Species of amphibian

Ichthyophis nguyenorum is a species of caecilian in the family Ichthyophiidae. They were first found in Kon Plông District, Kon Tum Province, central Vietnam, in 2006, and formally described in 2012. The species is now also known from the Cat Tien National Park in Đồng Nai and Lâm Đồng provinces, southern Vietnam, and is presumed to occur more widely in suitable habitat in central and southern Vietnam as well as in eastern Cambodia.

==Etymology==
The specific name I. nguyenorum honours two Vietnamese herpetologists, Nguyen Quang Truong and Nguyen Thien Tao, who are brothers. The common name Nguyen's caecilian (Ếch giun Nguyễn - literally "worm frog" in Vietnamese) has been coined for this species.

==Description==
The type series consists of three adult females that measure 257–307 mm in total length. The tail is short and blunt, only about 3 mm. The body is cylindrical and slightly depressed dorsoventrally. The eyes are slightly protruding. The tentacles are very close to the edge of the mouth. The head is slightly widened around the jaw angle and narrows anteriorly. The body has 312–318 annuli in total. The annular grooves are dorsally complete but narrowly separate ventrally, except for the last one tenth of body. The body color is uniform slate dorsally and paler, lilac ventrally. A broad and uninterrupted bright yellow lateral stripe runs throughout the body.

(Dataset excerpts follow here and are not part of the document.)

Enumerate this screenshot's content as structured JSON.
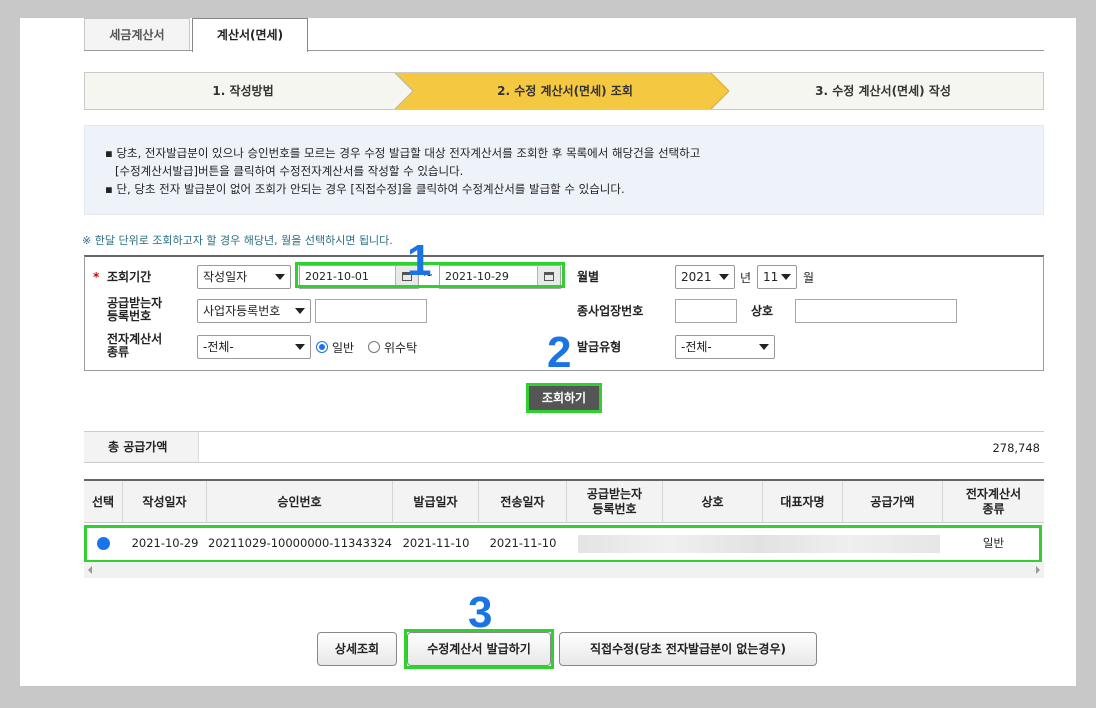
{
  "tabs": [
    "세금계산서",
    "계산서(면세)"
  ],
  "steps": [
    "1. 작성방법",
    "2. 수정 계산서(면세) 조회",
    "3. 수정 계산서(면세) 작성"
  ],
  "info": {
    "line1": "▪ 당초, 전자발급분이 있으나 승인번호를 모르는 경우 수정 발급할 대상 전자계산서를 조회한 후 목록에서 해당건을 선택하고",
    "line2": "[수정계산서발급]버튼을 클릭하여 수정전자계산서를 작성할 수 있습니다.",
    "line3": "▪ 단, 당초 전자 발급분이 없어 조회가 안되는 경우 [직접수정]을 클릭하여 수정계산서를 발급할 수 있습니다."
  },
  "note": "※ 한달 단위로 조회하고자 할 경우 해당년, 월을 선택하시면 됩니다.",
  "search": {
    "period_label": "조회기간",
    "required_mark": "*",
    "date_type": "작성일자",
    "date_from": "2021-10-01",
    "date_sep": "~",
    "date_to": "2021-10-29",
    "month_label": "월별",
    "year": "2021",
    "year_unit": "년",
    "month": "11",
    "month_unit": "월",
    "recipient_label_1": "공급받는자",
    "recipient_label_2": "등록번호",
    "recipient_type": "사업자등록번호",
    "recipient_value": "",
    "sub_biz_label": "종사업장번호",
    "sub_biz_value": "",
    "company_label": "상호",
    "company_value": "",
    "einvoice_label_1": "전자계산서",
    "einvoice_label_2": "종류",
    "einvoice_type": "-전체-",
    "radio_normal": "일반",
    "radio_consign": "위수탁",
    "issue_type_label": "발급유형",
    "issue_type": "-전체-",
    "search_button": "조회하기"
  },
  "markers": [
    "1",
    "2",
    "3"
  ],
  "total": {
    "label": "총 공급가액",
    "value": "278,748"
  },
  "table": {
    "headers": [
      "선택",
      "작성일자",
      "승인번호",
      "발급일자",
      "전송일자",
      "공급받는자\n등록번호",
      "상호",
      "대표자명",
      "공급가액",
      "전자계산서\n종류"
    ],
    "rows": [
      {
        "date": "2021-10-29",
        "approval": "20211029-10000000-11343324",
        "issue_date": "2021-11-10",
        "send_date": "2021-11-10",
        "kind": "일반"
      }
    ]
  },
  "buttons": {
    "detail": "상세조회",
    "issue": "수정계산서 발급하기",
    "direct": "직접수정(당초 전자발급분이 없는경우)"
  },
  "colors": {
    "highlight": "#2ed12e",
    "marker": "#1b74e4",
    "active_step": "#f5c842"
  }
}
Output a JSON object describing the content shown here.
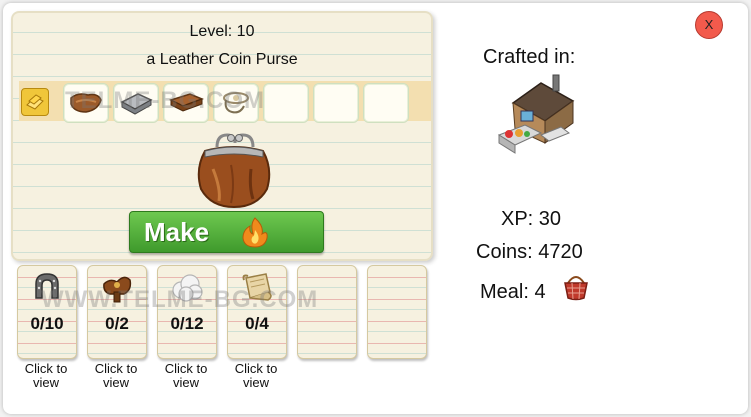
{
  "dialog": {
    "close_label": "X",
    "level_text": "Level: 10",
    "item_name": "a Leather Coin Purse",
    "make_label": "Make"
  },
  "ingredients": [
    {
      "icon": "leather-icon"
    },
    {
      "icon": "metal-sheets-icon"
    },
    {
      "icon": "leather-strips-icon"
    },
    {
      "icon": "wire-clasp-icon"
    },
    {
      "icon": "empty-slot"
    },
    {
      "icon": "empty-slot"
    },
    {
      "icon": "empty-slot"
    }
  ],
  "requirements": [
    {
      "icon": "horseshoe-icon",
      "count": "0/10",
      "link": "Click to view"
    },
    {
      "icon": "saddle-icon",
      "count": "0/2",
      "link": "Click to view"
    },
    {
      "icon": "wool-icon",
      "count": "0/12",
      "link": "Click to view"
    },
    {
      "icon": "scroll-icon",
      "count": "0/4",
      "link": "Click to view"
    },
    {
      "icon": "empty",
      "count": "",
      "link": ""
    },
    {
      "icon": "empty",
      "count": "",
      "link": ""
    }
  ],
  "info": {
    "crafted_in_label": "Crafted in:",
    "xp": "XP: 30",
    "coins": "Coins: 4720",
    "meal": "Meal: 4"
  },
  "watermark": "TELME-BG.COM",
  "watermark_large": "WWW.TELME-BG.COM"
}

==Habitat and conservation==
Ichthyophis nguyenorum inhabits seasonal tropical forests at elevations of 135–1200 m above sea level. The type specimens were collected on the floor of a secondary forest near a farmland, after heavy rain. The larvae live in streams.

Habitat loss and degradation is common within the range of this species, but its sensitivity to forest loss is unknown. It is known to be present in one national park, and its likely range includes several other protected areas.